Bruscetta with Eggplant
Ingredients:
1 lg eggplant, in 1/2"" slices
1 sm red pepper
1 T extra virgin olive oil
2 cloves garlic, minced to a paste*
1 tsp balsamic vinegar (NOT regular vinegar)
1/4 C chopped Italian parsley
Salt and pepper, to taste
1 baguette Italian or French bread
Olive oil
Garlic clove
Directions:
Sprinkle both sides of eggplant with salt and allow it to drain 1/2 hour. Char all sides of pepper evenly, place in paper bag to cool and loosen skin; peel, remove core and seeds, then chop pepper. Grill eggplant on both sides until soft. Chop into cubes and combine with pepper and remaining ingredients, except bread. Mix thoroughly. Slice bread into about 3/8"" slices. Brush with olive oil and drub with garlic; grill until bread is toasted. Spoon eggplant mixture onto bread and serve.
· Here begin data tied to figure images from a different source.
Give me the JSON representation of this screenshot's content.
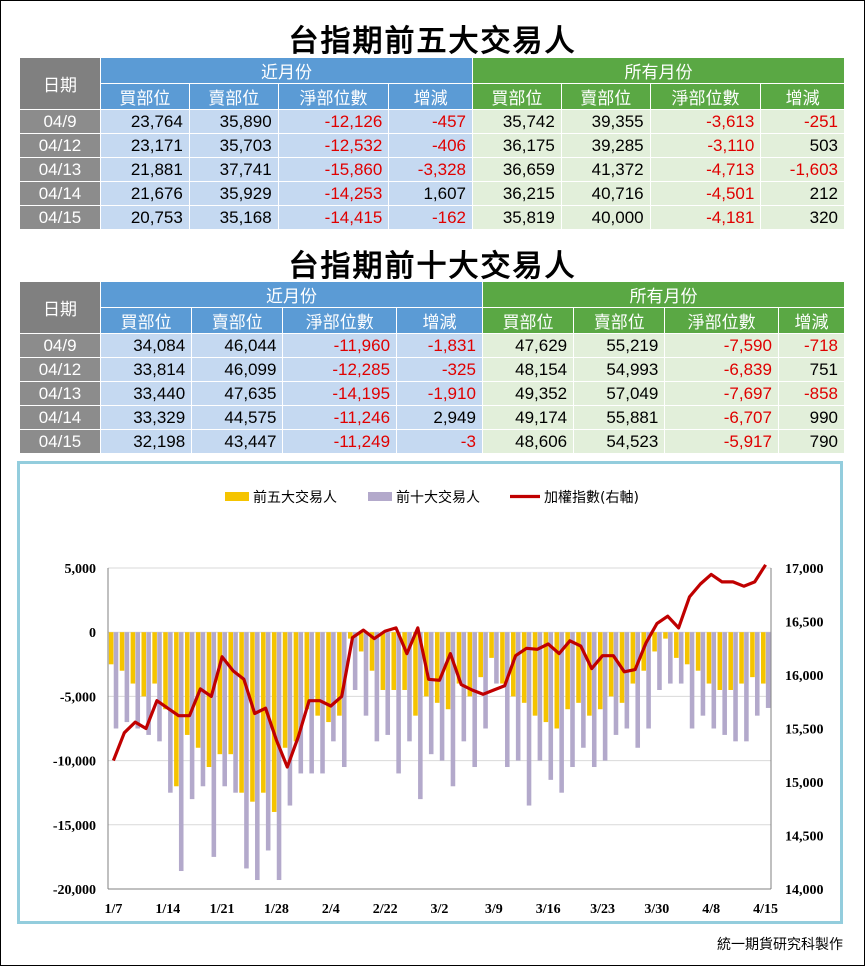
{
  "top5": {
    "title": "台指期前五大交易人",
    "header": {
      "date": "日期",
      "near": "近月份",
      "all": "所有月份",
      "cols": [
        "買部位",
        "賣部位",
        "淨部位數",
        "增減",
        "買部位",
        "賣部位",
        "淨部位數",
        "增減"
      ]
    },
    "rows": [
      {
        "date": "04/9",
        "cells": [
          "23,764",
          "35,890",
          "-12,126",
          "-457",
          "35,742",
          "39,355",
          "-3,613",
          "-251"
        ]
      },
      {
        "date": "04/12",
        "cells": [
          "23,171",
          "35,703",
          "-12,532",
          "-406",
          "36,175",
          "39,285",
          "-3,110",
          "503"
        ]
      },
      {
        "date": "04/13",
        "cells": [
          "21,881",
          "37,741",
          "-15,860",
          "-3,328",
          "36,659",
          "41,372",
          "-4,713",
          "-1,603"
        ]
      },
      {
        "date": "04/14",
        "cells": [
          "21,676",
          "35,929",
          "-14,253",
          "1,607",
          "36,215",
          "40,716",
          "-4,501",
          "212"
        ]
      },
      {
        "date": "04/15",
        "cells": [
          "20,753",
          "35,168",
          "-14,415",
          "-162",
          "35,819",
          "40,000",
          "-4,181",
          "320"
        ]
      }
    ]
  },
  "top10": {
    "title": "台指期前十大交易人",
    "header": {
      "date": "日期",
      "near": "近月份",
      "all": "所有月份",
      "cols": [
        "買部位",
        "賣部位",
        "淨部位數",
        "增減",
        "買部位",
        "賣部位",
        "淨部位數",
        "增減"
      ]
    },
    "rows": [
      {
        "date": "04/9",
        "cells": [
          "34,084",
          "46,044",
          "-11,960",
          "-1,831",
          "47,629",
          "55,219",
          "-7,590",
          "-718"
        ]
      },
      {
        "date": "04/12",
        "cells": [
          "33,814",
          "46,099",
          "-12,285",
          "-325",
          "48,154",
          "54,993",
          "-6,839",
          "751"
        ]
      },
      {
        "date": "04/13",
        "cells": [
          "33,440",
          "47,635",
          "-14,195",
          "-1,910",
          "49,352",
          "57,049",
          "-7,697",
          "-858"
        ]
      },
      {
        "date": "04/14",
        "cells": [
          "33,329",
          "44,575",
          "-11,246",
          "2,949",
          "49,174",
          "55,881",
          "-6,707",
          "990"
        ]
      },
      {
        "date": "04/15",
        "cells": [
          "32,198",
          "43,447",
          "-11,249",
          "-3",
          "48,606",
          "54,523",
          "-5,917",
          "790"
        ]
      }
    ]
  },
  "colors": {
    "top5": "#f5c400",
    "top10": "#b3a9cb",
    "index": "#c00000",
    "negative": "#e00000"
  },
  "chart_data": {
    "type": "bar",
    "legend_position": "top",
    "grid": true,
    "categories": [
      "1/7",
      "1/8",
      "1/11",
      "1/12",
      "1/13",
      "1/14",
      "1/15",
      "1/18",
      "1/19",
      "1/20",
      "1/21",
      "1/22",
      "1/25",
      "1/26",
      "1/27",
      "1/28",
      "1/29",
      "2/1",
      "2/2",
      "2/3",
      "2/4",
      "2/5",
      "2/17",
      "2/18",
      "2/19",
      "2/22",
      "2/23",
      "2/24",
      "2/25",
      "2/26",
      "3/2",
      "3/3",
      "3/4",
      "3/5",
      "3/8",
      "3/9",
      "3/10",
      "3/11",
      "3/12",
      "3/15",
      "3/16",
      "3/17",
      "3/18",
      "3/19",
      "3/22",
      "3/23",
      "3/24",
      "3/25",
      "3/26",
      "3/29",
      "3/30",
      "3/31",
      "4/1",
      "4/6",
      "4/7",
      "4/8",
      "4/9",
      "4/12",
      "4/13",
      "4/14",
      "4/15"
    ],
    "x_tick_labels": [
      "1/7",
      "1/14",
      "1/21",
      "1/28",
      "2/4",
      "2/22",
      "3/2",
      "3/9",
      "3/16",
      "3/23",
      "3/30",
      "4/8",
      "4/15"
    ],
    "y_left": {
      "ylim": [
        -20000,
        5000
      ],
      "ticks": [
        "5,000",
        "0",
        "-5,000",
        "-10,000",
        "-15,000",
        "-20,000"
      ]
    },
    "y_right": {
      "ylim": [
        14000,
        17000
      ],
      "ticks": [
        "17,000",
        "16,500",
        "16,000",
        "15,500",
        "15,000",
        "14,500",
        "14,000"
      ]
    },
    "series": [
      {
        "name": "前五大交易人",
        "type": "bar",
        "axis": "left",
        "values": [
          -2500,
          -3000,
          -4000,
          -5000,
          -4000,
          -6000,
          -12000,
          -8000,
          -9000,
          -10500,
          -9500,
          -9500,
          -12500,
          -13200,
          -12500,
          -14000,
          -9000,
          -8500,
          -6000,
          -6500,
          -7000,
          -6500,
          -500,
          -1500,
          -3000,
          -4500,
          -4500,
          -4500,
          -6500,
          -5000,
          -5500,
          -6000,
          -4000,
          -5000,
          -3500,
          -2000,
          -4000,
          -5000,
          -5500,
          -6500,
          -7000,
          -7500,
          -6000,
          -5500,
          -6500,
          -6000,
          -5000,
          -5500,
          -4000,
          -3000,
          -1500,
          -500,
          -2000,
          -2500,
          -3000,
          -4000,
          -4500,
          -4500,
          -4000,
          -3500,
          -4000
        ]
      },
      {
        "name": "前十大交易人",
        "type": "bar",
        "axis": "left",
        "values": [
          -7500,
          -7000,
          -7500,
          -8000,
          -8500,
          -12500,
          -18600,
          -13000,
          -12000,
          -17500,
          -12000,
          -12500,
          -18400,
          -19300,
          -17000,
          -19300,
          -13500,
          -11000,
          -11000,
          -11000,
          -8500,
          -10500,
          -4500,
          -6500,
          -8500,
          -8000,
          -11000,
          -8500,
          -13000,
          -9500,
          -10000,
          -12000,
          -8500,
          -10500,
          -7500,
          -4000,
          -10500,
          -10000,
          -13500,
          -10000,
          -11500,
          -12500,
          -10500,
          -9000,
          -10500,
          -10000,
          -8000,
          -7500,
          -9000,
          -7500,
          -4500,
          -4000,
          -4000,
          -7500,
          -6500,
          -7500,
          -8000,
          -8500,
          -8500,
          -6500,
          -5900
        ]
      },
      {
        "name": "加權指數(右軸)",
        "type": "line",
        "axis": "right",
        "values": [
          15200,
          15460,
          15560,
          15500,
          15760,
          15690,
          15620,
          15620,
          15870,
          15800,
          16170,
          16040,
          15960,
          15640,
          15690,
          15390,
          15140,
          15420,
          15760,
          15760,
          15710,
          15800,
          16350,
          16420,
          16340,
          16410,
          16440,
          16200,
          16440,
          15960,
          15950,
          16200,
          15910,
          15860,
          15820,
          15860,
          15900,
          16180,
          16250,
          16240,
          16290,
          16200,
          16320,
          16270,
          16060,
          16180,
          16180,
          16030,
          16050,
          16300,
          16480,
          16550,
          16440,
          16730,
          16850,
          16940,
          16870,
          16870,
          16830,
          16870,
          17030
        ]
      }
    ]
  },
  "credit": "統一期貨研究科製作"
}
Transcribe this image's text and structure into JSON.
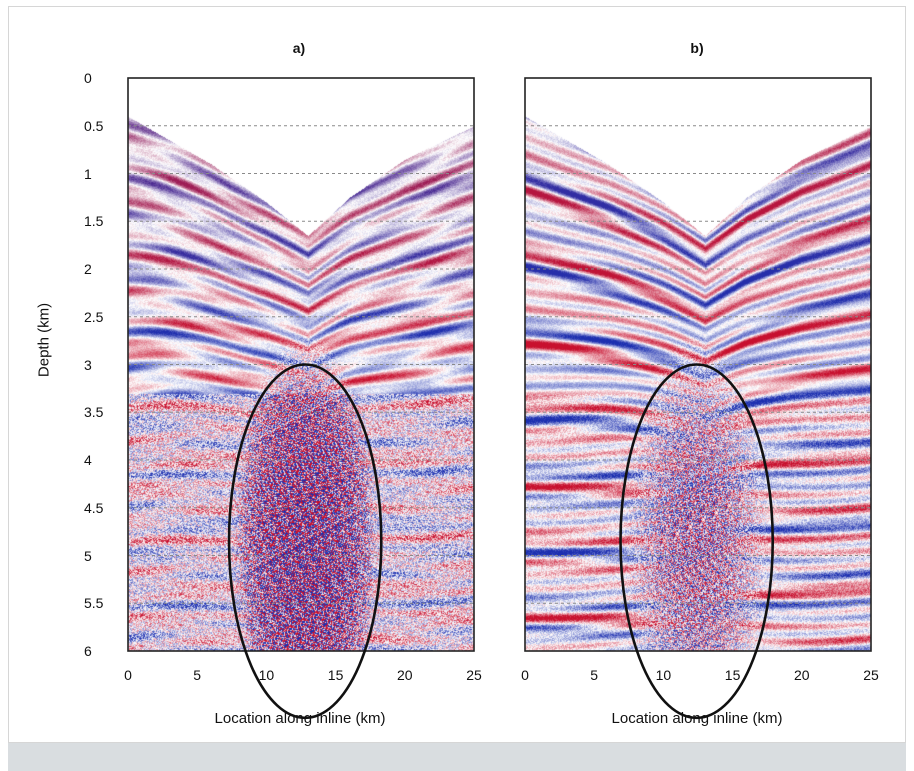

*An easy way to do this is to lay the flat side of a knife on the garlic and hit the knife; scrape garlic into a pile and hit it a couple more times until it's pasty
7 Comments »
K & M Law Corporationq said,
I have never tried this recipe before but I will surely give it a try as I am a big foodie.
abwe said,
I don't like garlic, so is there any alternative for garlic in this recipe.
pain management said,
I love cooking and so I will surely try out my hands on this recipe.
business degree online said,
Hey, The recipe you provided is seems quite interesting to prepare, Definitely i am gonna try this.
Regards,
Daniel H.
Regards,
Daniel H.
home remedies vertigo said,
I want more cooking tips for eggplant. Its always over cooked in my case.
Gre Coaching Class said,
Egg plants are the best veggies. Also they are my fav.